Media hora después seguíamos en la cocina. Después pasamos al living. Después al porche.
Dos horas más tarde, ya nos dolía la garganta de tanto reír, recordando primeras citas desastrosas, el primer beso, y aquella vez que en el súper llamé “papá” al guardia de seguridad… porque Liza no paraba de decir esa palabra cada cinco segundos.
— ¿¡Y eso era “un minuto”?! — me reía.
— Es que un minuto es relativo, — dijo Svetlana. — En medida femenina, es una hora. Con pastel — tres.

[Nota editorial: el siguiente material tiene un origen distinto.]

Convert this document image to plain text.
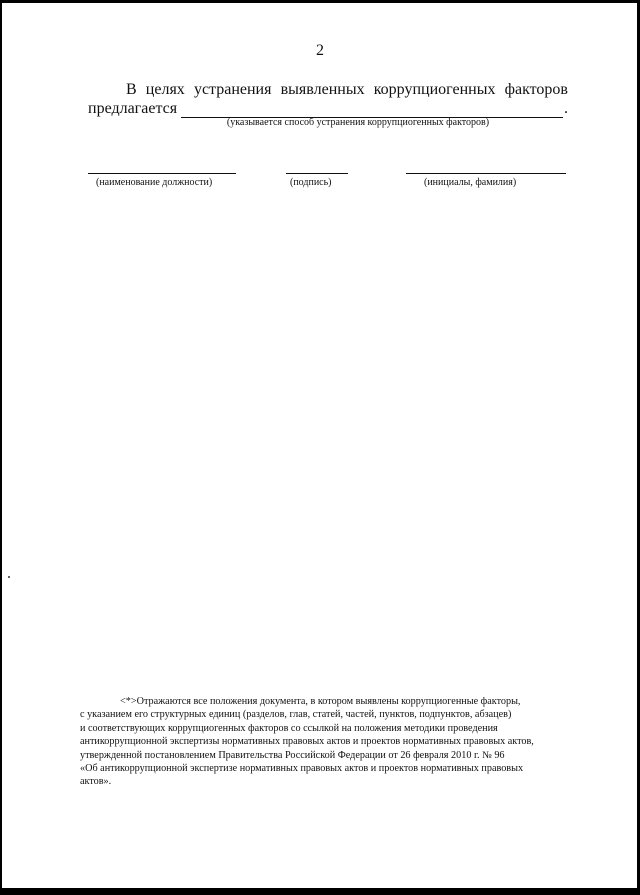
2
В целях устранения выявленных коррупциогенных факторов
предлагается	.
(указывается способ устранения коррупциогенных факторов)
(наименование должности)	(подпись)	(инициалы, фамилия)
<*>Отражаются все положения документа, в котором выявлены коррупциогенные факторы,
с указанием его структурных единиц (разделов, глав, статей, частей, пунктов, подпунктов, абзацев)
и соответствующих коррупциогенных факторов со ссылкой на положения методики проведения
антикоррупционной экспертизы нормативных правовых актов и проектов нормативных правовых актов,
утвержденной постановлением Правительства Российской Федерации от 26 февраля 2010 г. № 96
«Об антикоррупционной экспертизе нормативных правовых актов и проектов нормативных правовых
актов».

Desde entonces, esos “minutos” se volvieron costumbre. A veces pasaba porque oía música. O veía mi ventana abierta. O simplemente, porque traía algo rico y sabía que compartir — es sagrado.
Yo también pasaba por su casa. Con galletas fallidas. Con ensaladas sin terminar. Con vino abierto, sin compañía para brindar.
A veces solo nos sentábamos en silencio.
Otras — hablábamos por horas.
De hombres — cómo desaparecen justo cuando más los necesitás.
De hijos — el miedo constante de ser mamá y no quebrarte.
De nosotras — quiénes éramos, y en qué nos hemos convertido.
— ¿Te acordás cuando lloré por la lamparita del trastero? — le dije una vez.
— Sí.
— Sentía que simbolizaba mi vida. Apagada, oscura, y a nadie le importaba.
— ¿Y ahora?
— Ahora la cambio yo. Y pongo el agua para el té.
Hubo días en que no podía salir de la cama. No por dolor. Por agotamiento.
Y entonces, ella simplemente me traía pan.